We have all had to find sources of inspiration to help us in the last few months. Mine came on one of many local lockdown walks in Dublin, when I passed a house with a plaque to “the Antarctic Explorer and Leader of Men”, Sir Ernest Shackleton, whose childhood home it had been. I have been inspired by Shackleton for a long time, since I was 17 and went on an expedition which re-traced his journey to the Antarctic island of South Georgia. But it felt particularly appropriate to find him again now – to be reminded of his story of grit and determination at a time when we have all been searching for these too, and to recall his family motto: “by endurance we conquer”.
Because if I had to sum up 2020 so far in one word it would be endurance. For me, as I imagine for most of us, this has been a period we have just had to get through, separated from family and friends and unable to do so many of the things we enjoy. As many restrictions were relaxed this week, you could almost feel the national sigh of relief. We can make plans again, see people who for the past four months have only apparently existed on Zoom, begin to have fun. But even in this new normal, for as long as we continue to live with coronavirus, I suspect we’ll need endurance – and on that there is much we can learn from Shackleton.
Shackleton’s challenges may not on the surface look much like our own. When the man from Kildare, by then a veteran of two previous British Antarctic expeditions, set off from London in 1914 on his ship Endurance, it was in the hope of being the first to cross the Antarctic continent. It was a task he knew would be “most dangerous, difficult, and strenuous work, that has nearly always involved a certain percentage of loss of life.”
Famously, he failed. The ship was crushed in the ice, had to be abandoned, and he set himself a new task: “to reach land with all members of the expedition”. Between October 1916 and April 1917 Shackleton and his men drifted with the ice flow. They then struck out on three small life boats, eventually making it to the rocky outcrop of Elephant Island. With much of the crew suffering from frostbite and exhaustion, and with limited provisions, Shackleton decided that he and 5 others would have to mount a rescue mission by sailing 800 miles across treacherous seas in an open boat to the whaling stations on South Georgia. They took only enough food for a month. They left 22 men on Elephant Island not knowing if rescue would come.
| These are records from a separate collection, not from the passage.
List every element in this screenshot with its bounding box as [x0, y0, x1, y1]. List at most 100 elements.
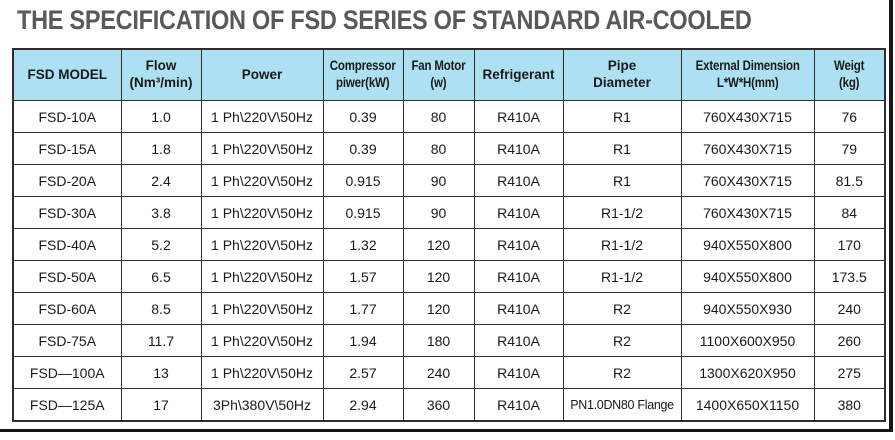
table-cell: R1 — [562, 100, 682, 133]
column-header-label: Flow (Nm³/min) — [129, 58, 193, 90]
table-cell: 8.5 — [120, 292, 202, 325]
table-cell: R410A — [473, 356, 564, 389]
table-cell: R410A — [473, 100, 564, 133]
table-cell: 760X430X715 — [680, 164, 815, 197]
table-cell: 360 — [402, 388, 475, 422]
table-cell: 1.57 — [322, 260, 404, 293]
table-cell: 79 — [813, 132, 886, 165]
table-cell: FSD-50A — [12, 260, 122, 293]
page-title: THE SPECIFICATION OF FSD SERIES OF STAND… — [17, 5, 752, 35]
column-header-compressor-power: Compressor piwer(kW) — [322, 48, 404, 101]
table-cell: 0.39 — [322, 132, 404, 165]
table-cell: 240 — [402, 356, 475, 389]
table-cell: 170 — [813, 228, 886, 261]
table-cell: 1 Ph\220V\50Hz — [200, 356, 324, 389]
frame-edge-right — [889, 0, 893, 432]
table-cell: 80 — [402, 132, 475, 165]
table-cell: 1 Ph\220V\50Hz — [200, 100, 324, 133]
table-header: FSD MODEL Flow (Nm³/min) Power Compresso… — [12, 48, 886, 101]
table-cell: R410A — [473, 260, 564, 293]
table-cell: 260 — [813, 324, 886, 357]
table-cell: 6.5 — [120, 260, 202, 293]
table-cell: 120 — [402, 292, 475, 325]
table-cell: 180 — [402, 324, 475, 357]
table-cell: R2 — [562, 356, 682, 389]
table-cell: 940X550X800 — [680, 228, 815, 261]
table-cell: FSD-30A — [12, 196, 122, 229]
column-header-pipe-diameter: Pipe Diameter — [562, 48, 682, 101]
column-header-label: Pipe Diameter — [593, 58, 651, 90]
table-cell: 120 — [402, 228, 475, 261]
table-cell: R410A — [473, 132, 564, 165]
table-cell: 13 — [120, 356, 202, 389]
frame-edge-bottom — [0, 429, 892, 432]
column-header-label: External Dimension L*W*H(mm) — [695, 58, 800, 90]
table-cell: 1 Ph\220V\50Hz — [200, 132, 324, 165]
table-cell: 1.77 — [322, 292, 404, 325]
column-header-power: Power — [200, 48, 324, 101]
table-cell: FSD-60A — [12, 292, 122, 325]
table-row: FSD-40A 5.2 1 Ph\220V\50Hz 1.32 120 R410A R1-1… — [12, 228, 886, 261]
table-cell: 3.8 — [120, 196, 202, 229]
table-cell: 84 — [813, 196, 886, 229]
table-cell: 120 — [402, 260, 475, 293]
table-cell: 0.39 — [322, 100, 404, 133]
column-header-weight: Weigt (kg) — [813, 48, 886, 101]
table-cell: FSD-40A — [12, 228, 122, 261]
table-cell: R2 — [562, 292, 682, 325]
table-cell: 2.4 — [120, 164, 202, 197]
table-cell: 3Ph\380V\50Hz — [200, 388, 324, 422]
table-cell: R1-1/2 — [562, 196, 682, 229]
table-cell: R1 — [562, 132, 682, 165]
table-cell: 90 — [402, 196, 475, 229]
table-header-row: FSD MODEL Flow (Nm³/min) Power Compresso… — [12, 48, 886, 101]
table-cell: FSD-10A — [12, 100, 122, 133]
column-header-refrigerant: Refrigerant — [473, 48, 564, 101]
table-cell: 173.5 — [813, 260, 886, 293]
table-cell: 1.32 — [322, 228, 404, 261]
column-header-label: Compressor piwer(kW) — [330, 58, 396, 90]
table-row: FSD-10A 1.0 1 Ph\220V\50Hz 0.39 80 R410A R1 760… — [12, 100, 886, 133]
table-cell: R410A — [473, 228, 564, 261]
table-row: FSD-30A 3.8 1 Ph\220V\50Hz 0.915 90 R410A R1-1… — [12, 196, 886, 229]
table-cell: 1400X650X1150 — [680, 388, 815, 422]
table-cell: R1 — [562, 164, 682, 197]
table-row: FSD-20A 2.4 1 Ph\220V\50Hz 0.915 90 R410A R1 76… — [12, 164, 886, 197]
table-cell: 5.2 — [120, 228, 202, 261]
table-cell: 1300X620X950 — [680, 356, 815, 389]
table-cell: 1 Ph\220V\50Hz — [200, 324, 324, 357]
table-cell: 80 — [402, 100, 475, 133]
table-cell: FSD-20A — [12, 164, 122, 197]
table-cell: 1 Ph\220V\50Hz — [200, 292, 324, 325]
table-cell: 760X430X715 — [680, 196, 815, 229]
table-cell: R410A — [473, 388, 564, 422]
table-cell: 760X430X715 — [680, 100, 815, 133]
table-cell: 2.57 — [322, 356, 404, 389]
table-cell: 1.94 — [322, 324, 404, 357]
table-cell: 11.7 — [120, 324, 202, 357]
table-cell: 1 Ph\220V\50Hz — [200, 164, 324, 197]
table-cell: FSD—125A — [12, 388, 122, 422]
table-cell: R2 — [562, 324, 682, 357]
table-cell: 240 — [813, 292, 886, 325]
table-cell: 940X550X930 — [680, 292, 815, 325]
table-cell: 0.915 — [322, 196, 404, 229]
table-row: FSD-15A 1.8 1 Ph\220V\50Hz 0.39 80 R410A R1 760… — [12, 132, 886, 165]
column-header-model: FSD MODEL — [12, 48, 122, 101]
column-header-label: Fan Motor (w) — [411, 58, 466, 90]
table-cell: PN1.0DN80 Flange — [562, 388, 682, 422]
table-row: FSD-50A 6.5 1 Ph\220V\50Hz 1.57 120 R410A R1-1… — [12, 260, 886, 293]
column-header-label: Refrigerant — [482, 66, 555, 82]
table-cell: 940X550X800 — [680, 260, 815, 293]
column-header-external-dimension: External Dimension L*W*H(mm) — [680, 48, 815, 101]
table-row: FSD—125A 17 3Ph\380V\50Hz 2.94 360 R410A PN1.0… — [12, 388, 886, 422]
column-header-flow: Flow (Nm³/min) — [120, 48, 202, 101]
table-row: FSD-60A 8.5 1 Ph\220V\50Hz 1.77 120 R410A R2 94… — [12, 292, 886, 325]
table-cell: FSD—100A — [12, 356, 122, 389]
table-cell: R1-1/2 — [562, 228, 682, 261]
table-cell: R410A — [473, 196, 564, 229]
table-cell: R410A — [473, 292, 564, 325]
table-row: FSD—100A 13 1 Ph\220V\50Hz 2.57 240 R410A R2 13… — [12, 356, 886, 389]
column-header-label: FSD MODEL — [27, 66, 108, 82]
Improbably, after 15 days at sea and hurricane-force winds, Shackleton did reach South Georgia, but landed on the wrong side of the island and had to cross the previously unclimbed mountains on foot. When they finally arrived at the whaling station, the manager did not recognise them. It took a further four 4 months to get back to Elephant Island, where incredibly, he found all members of the crew still alive.
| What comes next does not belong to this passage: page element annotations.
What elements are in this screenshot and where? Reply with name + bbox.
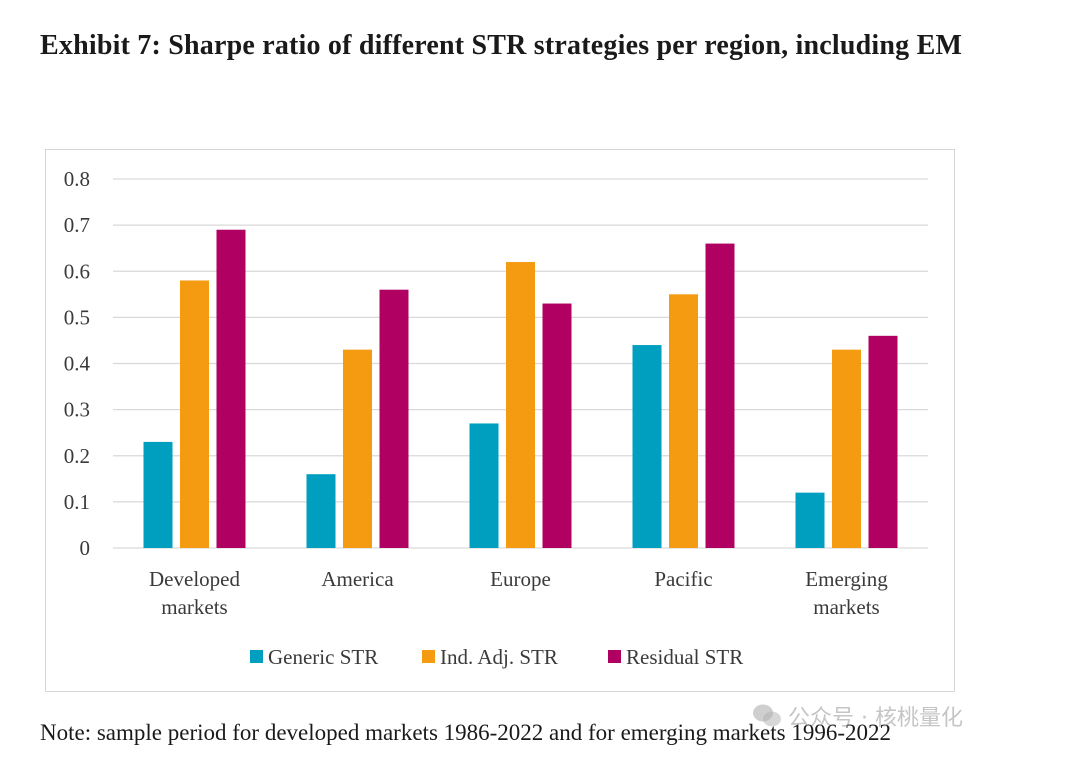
- x-category-label: Europe: [490, 567, 551, 591]
- bar-residual: [216, 229, 246, 549]
- y-tick-label: 0.7: [64, 213, 90, 237]
- bar-generic: [143, 441, 173, 548]
- bar-generic: [795, 492, 825, 548]
- bar-ind-adj: [832, 349, 861, 548]
- x-category-label: Emerging: [805, 567, 888, 591]
- wechat-icon: [753, 704, 781, 727]
- bar-residual: [379, 289, 409, 548]
- legend-label: Residual STR: [626, 645, 743, 669]
- watermark-text: 公众号 · 核桃量化: [788, 706, 963, 731]
- bar-ind-adj: [669, 294, 698, 548]
- x-category-label: Developed: [149, 567, 240, 591]
- x-category-label: markets: [161, 595, 227, 619]
- y-tick-label: 0.3: [64, 398, 90, 422]
- legend-label: Generic STR: [268, 645, 378, 669]
- bar-residual: [705, 243, 735, 548]
- y-tick-label: 0.5: [64, 305, 90, 329]
- legend-swatch: [608, 650, 621, 663]
- y-tick-label: 0.4: [64, 352, 91, 376]
- bar-ind-adj: [180, 280, 209, 548]
- bar-generic: [469, 423, 499, 548]
- y-tick-label: 0.1: [64, 490, 90, 514]
- bar-residual: [868, 335, 898, 548]
- x-category-label: America: [321, 567, 394, 591]
- bar-generic: [632, 345, 662, 548]
- sharpe-ratio-bar-chart: 0 0.1 0.2 0.3 0.4 0.5 0.6 0.7 0.8 Developed marke…: [64, 167, 928, 669]
- y-tick-label: 0.8: [64, 167, 90, 191]
- legend-swatch: [422, 650, 435, 663]
- bar-generic: [306, 474, 336, 548]
- legend-label: Ind. Adj. STR: [440, 645, 558, 669]
- y-tick-label: 0.2: [64, 444, 90, 468]
- exhibit-title: Exhibit 7: Sharpe ratio of different STR…: [40, 30, 963, 61]
- bar-residual: [542, 303, 572, 548]
- x-category-label: Pacific: [654, 567, 712, 591]
- y-tick-label: 0: [80, 536, 91, 560]
- footnote: Note: sample period for developed market…: [40, 720, 891, 745]
- x-category-label: markets: [813, 595, 879, 619]
- watermark: 公众号 · 核桃量化: [752, 700, 963, 732]
- y-tick-label: 0.6: [64, 259, 90, 283]
- bar-ind-adj: [343, 349, 372, 548]
- legend-swatch: [250, 650, 263, 663]
- chart-frame: 0 0.1 0.2 0.3 0.4 0.5 0.6 0.7 0.8 Developed marke…: [45, 149, 955, 692]
- bar-ind-adj: [506, 262, 535, 548]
I have always felt a very personal connection to Shackleton. I had a small taste of some of what he faced when I was one of a group of young people who travelled to South Georgia to carry out scientific surveys and search for the stove he abandoned in the mountains, when he heard the whistle from the whaling station and knew he was safe. The month we spent there, in tents and on boil-in-the-bag rations, was certainly the biggest test of physical endurance of my life. As for mental endurance, the isolation and uncertainty felt by so many during coronavirus have been tougher. Not knowing whether he would make it back to Elephant Island, or what he would find if he did, Shackleton surely had to overcome his share of mental struggles too, and perhaps these were not so dissimilar to ours.
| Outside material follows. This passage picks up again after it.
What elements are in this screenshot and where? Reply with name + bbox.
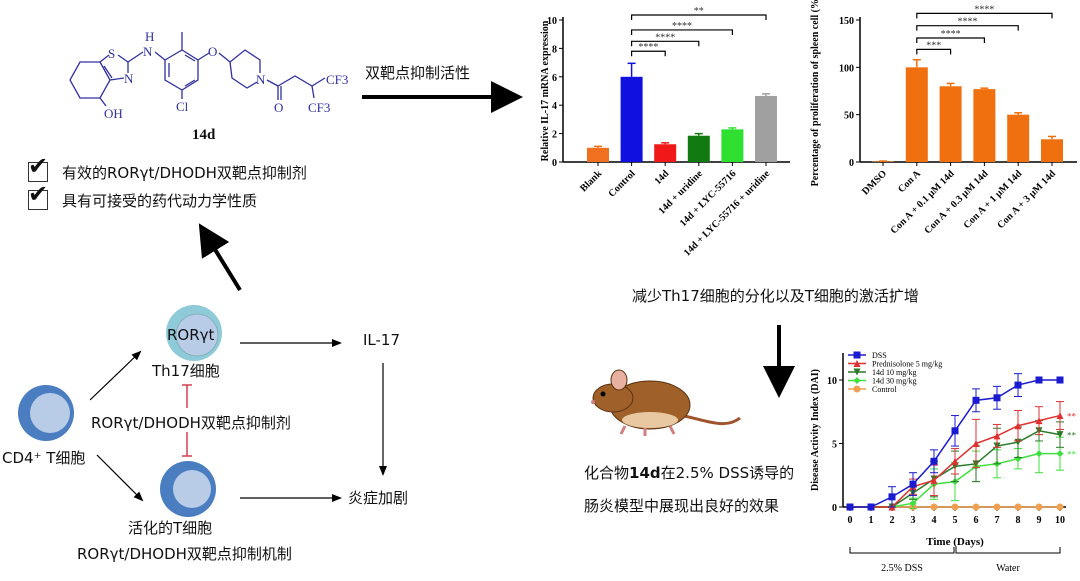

Another Antarctic explorer, Sir Raymond Priestley said of his three best known contemporaries: “For scientific discovery give me Scott; for speed and efficiency of travel give me Amundsen; but when disaster strikes and all hope is gone, get down on your knees and pray for Shackleton.” Shackleton himself identified four qualities as essential for overcoming adversity: optimism, patience, idealism, courage. DCU and the Shackleton committee in Athy have produced a great set of podcasts looking at the relevance of each of these during the current pandemic, which you can find here – and they have rightly suggested a fifth, kindness. Above all for me, Shackleton’s ability to keep himself and those around him going when faced with yet another obstacle, is what set him apart and why he should be celebrated.
At the British Embassy in Dublin we are privileged to have on our walls a number of photographs from the Endurance expedition. They were hung for the 100th anniversary to honour Shackleton as a great figure in the history of British and Irish Antarctic exploration. Like many workplaces, we have been operating the Embassy virtually since March. But when we do get back to the office, I look forward to seeing them again, as a reminder not only of an incredible UK-Ireland connection but of the amazing power of human endurance.